In 1947, Japan was in the throes of a severe economic crisis under Allied Occupation, grappling with the catastrophic aftermath of World War II. Hyperinflation was rampant, fueled by a massive expansion of the money supply to cover government deficits and reconstruction costs, while industrial production remained at a fraction of pre-war levels. The official currency, the yen, was nearly worthless on the black market, where most essential goods were traded, leading to a breakdown of the official economy and widespread poverty. The Occupation authorities, led by the United States, recognized that economic stabilization was a prerequisite for political recovery and the prevention of social unrest.
To combat this, the Occupation implemented the "Economic Stabilization Program" in 1947, a decisive and harsh austerity plan designed by American economist Joseph Dodge. Its centerpiece was the "New Yen Currency Conversion" of 1947, a dramatic monetary reform where old yen notes were declared invalid and citizens were forced to exchange them for a strictly limited amount of new currency. This sudden contraction of the money supply was intended to break inflationary expectations, eliminate hoarded wartime profits, and undermine the black market by rendering vast sums of old currency worthless.
The immediate effect was brutal but effective: inflation was abruptly halted, restoring some functionality to the currency.
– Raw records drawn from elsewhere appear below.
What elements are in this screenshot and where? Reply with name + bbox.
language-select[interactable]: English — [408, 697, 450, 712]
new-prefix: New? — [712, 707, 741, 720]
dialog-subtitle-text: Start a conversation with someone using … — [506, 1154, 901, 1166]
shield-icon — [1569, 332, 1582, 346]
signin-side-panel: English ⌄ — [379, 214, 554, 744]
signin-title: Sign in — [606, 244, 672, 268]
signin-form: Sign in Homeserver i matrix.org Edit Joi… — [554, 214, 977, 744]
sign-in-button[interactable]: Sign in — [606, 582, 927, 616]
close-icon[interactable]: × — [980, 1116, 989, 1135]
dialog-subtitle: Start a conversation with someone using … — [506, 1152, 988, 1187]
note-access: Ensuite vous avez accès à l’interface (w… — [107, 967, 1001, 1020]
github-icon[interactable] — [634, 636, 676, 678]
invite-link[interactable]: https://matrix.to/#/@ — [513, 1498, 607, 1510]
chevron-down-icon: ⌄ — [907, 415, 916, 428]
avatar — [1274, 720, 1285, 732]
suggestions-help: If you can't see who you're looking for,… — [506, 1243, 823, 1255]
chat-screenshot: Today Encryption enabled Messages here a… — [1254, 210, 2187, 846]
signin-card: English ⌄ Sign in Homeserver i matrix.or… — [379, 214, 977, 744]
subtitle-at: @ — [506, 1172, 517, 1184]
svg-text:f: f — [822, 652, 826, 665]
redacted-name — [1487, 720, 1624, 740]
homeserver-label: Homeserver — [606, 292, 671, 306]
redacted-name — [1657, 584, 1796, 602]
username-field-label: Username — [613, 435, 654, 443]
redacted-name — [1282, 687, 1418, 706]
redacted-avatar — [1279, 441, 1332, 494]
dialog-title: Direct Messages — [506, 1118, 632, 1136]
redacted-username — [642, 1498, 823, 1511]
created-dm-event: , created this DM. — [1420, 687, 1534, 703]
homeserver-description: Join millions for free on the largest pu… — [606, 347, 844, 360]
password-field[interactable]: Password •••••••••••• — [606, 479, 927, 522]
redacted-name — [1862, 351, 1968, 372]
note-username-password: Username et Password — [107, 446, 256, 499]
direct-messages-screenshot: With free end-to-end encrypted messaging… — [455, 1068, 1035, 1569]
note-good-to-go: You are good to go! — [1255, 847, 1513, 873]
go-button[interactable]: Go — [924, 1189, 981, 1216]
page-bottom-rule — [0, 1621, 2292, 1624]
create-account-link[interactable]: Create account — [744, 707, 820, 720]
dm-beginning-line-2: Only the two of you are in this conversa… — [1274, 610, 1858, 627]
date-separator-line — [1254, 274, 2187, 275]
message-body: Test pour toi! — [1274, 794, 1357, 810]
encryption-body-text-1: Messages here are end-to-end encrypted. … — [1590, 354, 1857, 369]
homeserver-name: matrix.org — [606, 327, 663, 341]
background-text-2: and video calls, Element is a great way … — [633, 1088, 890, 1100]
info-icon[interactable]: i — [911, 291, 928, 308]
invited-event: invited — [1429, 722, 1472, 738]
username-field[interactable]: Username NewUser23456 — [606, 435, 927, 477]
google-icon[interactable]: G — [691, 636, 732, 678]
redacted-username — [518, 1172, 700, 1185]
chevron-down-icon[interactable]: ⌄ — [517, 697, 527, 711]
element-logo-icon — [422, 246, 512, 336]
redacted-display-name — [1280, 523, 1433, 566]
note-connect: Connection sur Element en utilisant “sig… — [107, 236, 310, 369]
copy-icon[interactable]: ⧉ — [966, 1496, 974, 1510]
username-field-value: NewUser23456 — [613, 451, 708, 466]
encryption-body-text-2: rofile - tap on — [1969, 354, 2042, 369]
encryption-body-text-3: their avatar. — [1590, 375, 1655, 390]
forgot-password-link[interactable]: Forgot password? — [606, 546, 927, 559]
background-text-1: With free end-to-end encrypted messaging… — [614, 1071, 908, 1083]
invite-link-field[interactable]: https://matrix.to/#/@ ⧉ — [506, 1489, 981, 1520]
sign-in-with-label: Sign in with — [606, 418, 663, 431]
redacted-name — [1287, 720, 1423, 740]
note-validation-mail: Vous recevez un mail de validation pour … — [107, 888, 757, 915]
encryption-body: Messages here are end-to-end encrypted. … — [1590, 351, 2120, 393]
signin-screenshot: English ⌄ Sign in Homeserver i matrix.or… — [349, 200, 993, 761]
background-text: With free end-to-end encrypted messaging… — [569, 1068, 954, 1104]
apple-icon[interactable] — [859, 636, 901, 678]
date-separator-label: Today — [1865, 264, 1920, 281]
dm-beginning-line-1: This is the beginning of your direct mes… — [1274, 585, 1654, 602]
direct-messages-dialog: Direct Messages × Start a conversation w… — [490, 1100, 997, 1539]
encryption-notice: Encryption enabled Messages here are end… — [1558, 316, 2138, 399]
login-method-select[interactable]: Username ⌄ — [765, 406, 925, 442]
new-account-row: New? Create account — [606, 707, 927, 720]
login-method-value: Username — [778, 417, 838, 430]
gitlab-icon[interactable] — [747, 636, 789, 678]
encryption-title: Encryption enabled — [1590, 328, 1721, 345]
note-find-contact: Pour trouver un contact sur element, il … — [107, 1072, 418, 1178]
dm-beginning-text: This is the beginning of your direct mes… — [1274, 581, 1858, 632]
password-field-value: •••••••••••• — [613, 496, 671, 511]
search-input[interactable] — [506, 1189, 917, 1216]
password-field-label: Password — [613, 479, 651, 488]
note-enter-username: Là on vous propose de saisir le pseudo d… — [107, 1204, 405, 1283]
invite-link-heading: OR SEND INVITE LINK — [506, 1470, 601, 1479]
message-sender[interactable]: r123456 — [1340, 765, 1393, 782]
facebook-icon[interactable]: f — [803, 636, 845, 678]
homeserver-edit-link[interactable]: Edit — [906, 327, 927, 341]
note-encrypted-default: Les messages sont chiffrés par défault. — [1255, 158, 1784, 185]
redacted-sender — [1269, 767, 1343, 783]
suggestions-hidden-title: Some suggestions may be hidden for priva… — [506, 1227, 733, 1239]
However, it also triggered a severe credit crunch, known as the "Dodge Line recession," which stifled business activity and caused significant short-term hardship. This painful stabilization in 7 set the stage for the more comprehensive "Dodge Line" reforms of 1949, which balanced the budget, fixed the exchange rate, and laid the foundation for Japan's subsequent period of rapid industrial growth and economic miracle. Thus, 1947 represents the pivotal, if painful, turning point from post-war chaos toward disciplined recovery.